Il debutto è in fair play: «Mi scuso personalmente per l’incidente parlamentare» per la mancata approvazione del rendiconto dello Stato. Quindi il menù di giornata: «Il governo chiede di avere confermata la fiducia perché profondamente consapevole dei rischi che corre il Paese e perché i tempi imposti dai mercati non sono compatibili con quelli di certe liturgie della politica». Quei sacerdoti della vecchia politica che starebbero tramando, anche tra le fila del Pdl, per un ribaltone tecnico. Ma «è finita l’epoca in cui i governi li faceva una casta di capipartito», se una maggioranza perde la fiducia «la parola deve ritornare agli elettori». Questo sempre - aggiunge diplomaticamente il premier - sotto «l’alta vigilanza arbitrale del presidente della Repubblica, peraltro impeccabile».
Bossi si volta spesso per dire qualcosa a Tremonti. Quando Berlusconi accenna ad un’area del Paese che sta correndo, Bossi sillaba un «Padania» e strizza l’occhio al ministro dell’Economia, ricambiato. In altri momenti, parecchi, il capo della Lega perde la concentrazione e si lascia andare ad una sequenza di sbadigli, non si sa bene se nove o dodici. Tremonti è gelido come sempre, e si fa notare quando se ne va dall’aula senza salutare il Cavaliere. Scena perfetta per raffigurare plasticamente il cattivo rapporto tra i due, anche se poi stanno a quattr’occhi per più di mezz’ora nella Sala del governo, finito il rituale. Il discorso di Berlusconi non entusiasma la Lega che applaude poco e solo in parte. Maroni se ne sta in disparte, armeggiando con foglietti e smart-phone, in una delle prime file insieme a Calderoli e il suo sottosegretario Belsito. Non c’è esattamente entusiasmo nel Carroccio, che prende il microfono tre volte, con la Lussana a nome del gruppo («Sulle riforme servono tempi certi, basta giocare in difesa passiamo all’attacco»), e poi con due interventi a titolo personale di Desiderati e Dal Lago, che ricordano al premier le ragioni del «territorio»...

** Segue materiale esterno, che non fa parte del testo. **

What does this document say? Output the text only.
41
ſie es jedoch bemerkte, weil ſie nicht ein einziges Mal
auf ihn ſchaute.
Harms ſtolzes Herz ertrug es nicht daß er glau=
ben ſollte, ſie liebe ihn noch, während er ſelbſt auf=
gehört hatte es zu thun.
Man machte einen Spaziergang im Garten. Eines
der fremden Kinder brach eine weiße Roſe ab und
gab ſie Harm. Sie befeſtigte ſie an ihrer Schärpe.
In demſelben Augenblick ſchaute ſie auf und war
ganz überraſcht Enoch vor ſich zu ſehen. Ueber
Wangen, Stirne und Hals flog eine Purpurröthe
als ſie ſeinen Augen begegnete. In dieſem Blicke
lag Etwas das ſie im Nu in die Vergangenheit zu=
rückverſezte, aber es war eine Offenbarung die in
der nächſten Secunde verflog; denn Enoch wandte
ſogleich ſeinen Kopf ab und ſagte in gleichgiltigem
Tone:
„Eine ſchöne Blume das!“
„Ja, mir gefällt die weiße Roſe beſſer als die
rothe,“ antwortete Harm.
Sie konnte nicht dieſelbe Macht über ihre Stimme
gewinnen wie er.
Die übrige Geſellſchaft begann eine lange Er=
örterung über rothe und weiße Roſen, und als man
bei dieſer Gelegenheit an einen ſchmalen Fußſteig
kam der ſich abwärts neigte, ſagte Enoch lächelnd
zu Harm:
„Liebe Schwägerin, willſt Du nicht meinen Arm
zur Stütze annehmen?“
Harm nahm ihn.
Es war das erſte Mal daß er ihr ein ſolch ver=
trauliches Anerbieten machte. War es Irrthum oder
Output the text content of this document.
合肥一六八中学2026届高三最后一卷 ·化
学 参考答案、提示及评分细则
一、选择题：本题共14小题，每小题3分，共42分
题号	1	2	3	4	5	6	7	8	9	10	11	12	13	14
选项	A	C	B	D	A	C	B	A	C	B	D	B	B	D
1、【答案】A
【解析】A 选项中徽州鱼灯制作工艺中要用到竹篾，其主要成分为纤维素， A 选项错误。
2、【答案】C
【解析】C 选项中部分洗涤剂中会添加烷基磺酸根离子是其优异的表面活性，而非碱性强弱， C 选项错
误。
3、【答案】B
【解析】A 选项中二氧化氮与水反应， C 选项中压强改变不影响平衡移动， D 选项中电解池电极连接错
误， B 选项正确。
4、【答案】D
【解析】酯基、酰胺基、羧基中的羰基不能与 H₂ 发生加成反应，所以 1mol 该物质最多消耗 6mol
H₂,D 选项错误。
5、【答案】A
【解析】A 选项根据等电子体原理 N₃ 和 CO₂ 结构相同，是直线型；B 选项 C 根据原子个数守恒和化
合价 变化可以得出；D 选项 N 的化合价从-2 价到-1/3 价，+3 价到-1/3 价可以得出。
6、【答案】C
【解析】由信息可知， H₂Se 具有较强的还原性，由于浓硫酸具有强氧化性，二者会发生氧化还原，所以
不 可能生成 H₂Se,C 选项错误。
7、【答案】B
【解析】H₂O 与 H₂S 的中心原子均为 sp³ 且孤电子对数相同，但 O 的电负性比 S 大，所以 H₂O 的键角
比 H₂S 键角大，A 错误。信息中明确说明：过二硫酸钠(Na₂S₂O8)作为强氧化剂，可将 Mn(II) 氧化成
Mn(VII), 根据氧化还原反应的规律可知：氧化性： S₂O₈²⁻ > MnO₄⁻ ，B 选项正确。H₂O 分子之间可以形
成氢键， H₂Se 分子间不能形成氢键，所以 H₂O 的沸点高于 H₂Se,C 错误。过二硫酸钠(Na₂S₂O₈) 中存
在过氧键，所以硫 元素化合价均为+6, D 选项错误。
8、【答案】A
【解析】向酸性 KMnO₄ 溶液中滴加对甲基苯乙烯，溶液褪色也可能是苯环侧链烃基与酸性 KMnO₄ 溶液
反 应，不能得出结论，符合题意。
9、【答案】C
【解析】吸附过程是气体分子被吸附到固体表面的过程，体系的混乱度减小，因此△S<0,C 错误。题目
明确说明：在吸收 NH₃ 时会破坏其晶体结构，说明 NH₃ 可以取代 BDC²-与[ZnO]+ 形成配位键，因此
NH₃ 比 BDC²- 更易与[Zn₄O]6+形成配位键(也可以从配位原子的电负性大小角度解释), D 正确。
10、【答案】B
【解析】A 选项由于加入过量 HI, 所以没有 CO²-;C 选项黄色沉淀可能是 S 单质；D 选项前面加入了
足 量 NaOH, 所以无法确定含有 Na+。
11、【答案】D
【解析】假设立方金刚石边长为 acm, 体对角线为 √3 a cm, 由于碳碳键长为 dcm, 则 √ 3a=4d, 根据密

Ma i più infuocati sono i Responsabili, che osannano la missione del Cavaliere e se la prendono con trasformisti e Fini, presidente imparziale (e lui tamburella nervosamente con la penna...). Si sprecano le citazioni. Vignali, pidiellino area Cl, usa una frase di Churchill: «La sinistra è come Cristoforo Colombo, quando parte sbaglia strada, quando arriva non sa dov’è, ma lo fa sempre coi soldi degli altri». Un altro Pdl, Marinello, cita un fondo del Corriere, Massimo Corsaro, vicecapo dei deputati berlusconiani, prende un passo di Liberazione, mentre il Responsabile D’Anna cita sua madre: «Non c’è fumo più pericoloso per la mente dell’uomo che quello che si sprigiona dall’incenso».


Diversamente dagli altri voti di fiducia stavolta non si percepisce ansia da numero in bilico, si vede che gli addetti al calcolo hanno dato abbondanti rassicurazioni, «e vorrei vedere» aggiunge Berlusconi. «Domani ci sarà ancora il governo» assicura Bossi, il premier «ha detto quello che doveva dire, quello che la gente voleva sentirsi dire». E, per una volta, senza le urla di Rosi Bindi.